Le temps des atomes
26/04/12

Une seconde en plus en 2012

Avec cette définition atomique du temps, on se trouve en quelque sorte en présence de deux temps: il y a toujours le temps astronomique, celui que nous vivons en quelque sorte tous les jours, héritage de la définition basée sur la rotation de la Terre. Et le temps atomique, totalement indépendant de cette rotation. Il y a donc ce que l’on appelle le temps universel (UT), basé sur la rotation de la terre, et le temps atomique international (TAI), donné par la moyenne d’un ensemble de plusieurs centaines d’horloges atomiques réparties de par le monde, moyenne réalisée sous la houlette du Bureau International des Poids et Mesures situé dans la banlieue parisienne. Les deux temps ne vont faire que diverger au cours du temps puisque le premier est basé sur un phénomène qui ralentit en moyenne alors que le second est beaucoup plus stable, plus régulier. Si on mesure très précisément 24 heures sur une horloge atomique, on constatera que, pendant ce laps de temps, la Terre n'a pas tout à fait terminé une rotation complète... C'est la raison pour laquelle, de temps en temps, on doit rajouter une seconde, dite intercalaire (ou en enlever une si par exemple la répartition des masses à la surface de la Terra faisait que sa rotation s'était momentanément accélérée!). C'est ce qui se produira en cette année 2012: la dernière minute du dernier jour de juin comptera une seconde supplémentaire : après 23h59’59’’ – 30 juin, heure GMT, il sera 23h59’60’’, puis seulement encore une seconde plus tard 0h0’0’’ – 1er juillet. A ce moment, l’écart entre les deux échelles de temps sera à nouveau réduit en deçà de la seconde. A ce jour, depuis 1972, 24 secondes intercalaires ont été ajoutées pour garder la coïncidence entre les deux types de temps. Le temps TAI ainsi corrigé est appelé temps universel coordonné (UTC). Il présente le double avantage d’avoir la précision du temps atomique international TAI tout en gardant une bonne synchronisation avec la rotation de la terre, c’est-à-dire avec le temps universel UT.

Pourquoi vouloir cette coïncidence alors que la différence est tellement minime que, pendant longtemps, nous ne la remarquerons pas? Il faudra en effet attendre quelques milliers d’années pour qu'il y ait une différence d'une heure entre les 2 échelles de temps.
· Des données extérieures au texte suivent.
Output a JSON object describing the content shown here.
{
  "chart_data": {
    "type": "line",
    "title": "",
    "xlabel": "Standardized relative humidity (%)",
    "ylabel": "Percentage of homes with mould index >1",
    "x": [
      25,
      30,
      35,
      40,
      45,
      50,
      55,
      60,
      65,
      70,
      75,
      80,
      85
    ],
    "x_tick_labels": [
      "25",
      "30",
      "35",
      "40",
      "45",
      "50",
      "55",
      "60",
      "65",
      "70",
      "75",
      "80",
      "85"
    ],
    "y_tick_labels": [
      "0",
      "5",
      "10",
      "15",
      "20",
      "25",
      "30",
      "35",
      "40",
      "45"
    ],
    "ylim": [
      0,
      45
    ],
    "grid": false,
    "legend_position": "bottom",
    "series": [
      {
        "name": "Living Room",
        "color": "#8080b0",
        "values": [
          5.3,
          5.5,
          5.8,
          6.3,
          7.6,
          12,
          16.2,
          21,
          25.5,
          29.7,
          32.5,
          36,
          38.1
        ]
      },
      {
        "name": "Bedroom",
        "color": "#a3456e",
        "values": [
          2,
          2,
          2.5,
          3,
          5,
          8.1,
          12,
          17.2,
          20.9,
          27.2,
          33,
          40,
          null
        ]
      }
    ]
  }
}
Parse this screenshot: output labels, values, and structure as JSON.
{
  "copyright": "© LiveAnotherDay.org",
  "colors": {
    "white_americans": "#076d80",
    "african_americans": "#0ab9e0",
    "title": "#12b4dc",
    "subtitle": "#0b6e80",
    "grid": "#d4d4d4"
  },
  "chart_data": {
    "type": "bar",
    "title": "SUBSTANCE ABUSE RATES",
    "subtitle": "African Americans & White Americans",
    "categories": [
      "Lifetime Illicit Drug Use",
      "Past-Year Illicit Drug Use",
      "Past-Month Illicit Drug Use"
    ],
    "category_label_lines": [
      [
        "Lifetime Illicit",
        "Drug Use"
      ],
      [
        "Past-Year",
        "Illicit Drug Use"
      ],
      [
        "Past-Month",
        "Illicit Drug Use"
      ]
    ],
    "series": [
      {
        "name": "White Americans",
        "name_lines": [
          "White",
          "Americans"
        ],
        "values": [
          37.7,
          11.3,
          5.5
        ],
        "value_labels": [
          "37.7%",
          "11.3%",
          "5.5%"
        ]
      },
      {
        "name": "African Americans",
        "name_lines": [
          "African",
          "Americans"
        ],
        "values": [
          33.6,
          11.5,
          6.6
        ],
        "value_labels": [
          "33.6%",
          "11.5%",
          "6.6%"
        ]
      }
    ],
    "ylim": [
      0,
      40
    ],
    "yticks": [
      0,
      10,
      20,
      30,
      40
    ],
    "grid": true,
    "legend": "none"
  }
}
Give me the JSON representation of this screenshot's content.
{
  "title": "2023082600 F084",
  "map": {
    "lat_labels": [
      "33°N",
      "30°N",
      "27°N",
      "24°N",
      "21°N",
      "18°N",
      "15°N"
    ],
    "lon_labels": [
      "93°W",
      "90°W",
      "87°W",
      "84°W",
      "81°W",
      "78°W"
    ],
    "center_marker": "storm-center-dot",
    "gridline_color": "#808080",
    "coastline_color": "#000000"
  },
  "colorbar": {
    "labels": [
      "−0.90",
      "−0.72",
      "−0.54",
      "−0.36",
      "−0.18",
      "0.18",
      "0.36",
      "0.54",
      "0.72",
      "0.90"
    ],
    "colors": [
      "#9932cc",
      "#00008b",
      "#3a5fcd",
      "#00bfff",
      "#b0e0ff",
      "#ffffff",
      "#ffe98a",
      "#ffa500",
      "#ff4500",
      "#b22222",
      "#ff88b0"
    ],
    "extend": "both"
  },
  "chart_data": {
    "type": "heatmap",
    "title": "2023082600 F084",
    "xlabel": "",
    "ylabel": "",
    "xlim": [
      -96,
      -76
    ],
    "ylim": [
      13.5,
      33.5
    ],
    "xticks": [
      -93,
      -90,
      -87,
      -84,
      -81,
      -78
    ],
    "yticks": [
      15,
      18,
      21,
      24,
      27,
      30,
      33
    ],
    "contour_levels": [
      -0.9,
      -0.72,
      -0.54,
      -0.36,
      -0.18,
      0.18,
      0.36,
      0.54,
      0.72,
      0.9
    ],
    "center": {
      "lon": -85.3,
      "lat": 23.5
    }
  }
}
Il sera toujours temps à ce moment là d’effectuer une correction en une seule fois... La demande de synchronisation est venue des marins qui, au début des années 1970, lorsque le temps atomique venait d'être défini, avaient besoin de signaux temporels calés au mieux sur la rotation de la Terre car ils effectuaient encore beaucoup de mesures au sextant. A l'heure des GPS, cette nécessité n'existe plus et il est de plus en plus question de supprimer cette seconde intercalaire car il n'est pas aisé d'ajouter une seconde en même temps à toutes les horloges atomiques. « Mais cela n'enthousiasme pas les Anglais, sourit Thierry Bastin, car cela voudrait dire que le méridien de Greenwich perdrait encore davantage de son importance! Par abus de langage, GMT (Greenwich Mean Time) est en effet aujourd’hui souvent employé comme synonyme du temps universel coordonné UTC, bien que stricto sensu GMT signifie simplement l’heure solaire moyenne au méridien de Greenwich et correspond donc normalement au temps universel UT. Alors, si l'UTC venait à disparaître au profit de TAI, Greenwich serait renvoyée définitivement à l'histoire …, du moins pour ce qui concerne son rôle particulier dans l’établissement de l’échelle de temps officielle. »

L'horloge liégeoise

Les premières horloges atomiques ont vu le jour fin des années 1940, mais ces essais n'ont guère été concluants. Ils le deviendront milieu des années 1950, avec le recours aux atomes de césium, plus exactement son isotope 133, qui n'est pas radioactif. « En principe, tous les atomes peuvent être utilisés dans des horloges atomiques, précise Thierry Bastin, mais lorsqu'on a commencé à en construire, on a sélectionné des atomes (césium, rubidium et hydrogène) qui émettent dans une gamme de fréquences qu'on maîtrisait bien, à savoir les micro-ondes. » Si les atomes de césium ont été les premiers à être utilisés et restent sans doute les plus fréquents, les horloges à hydrogène (dites MASER à hydrogène pour Microwave Amplification by Stimulated Emission of Radiation),  apparues au début des années 1960, offrent une plus grande stabilité. C'est à cette catégorie qu'appartient l'horloge mise au point à l'Université de Liège.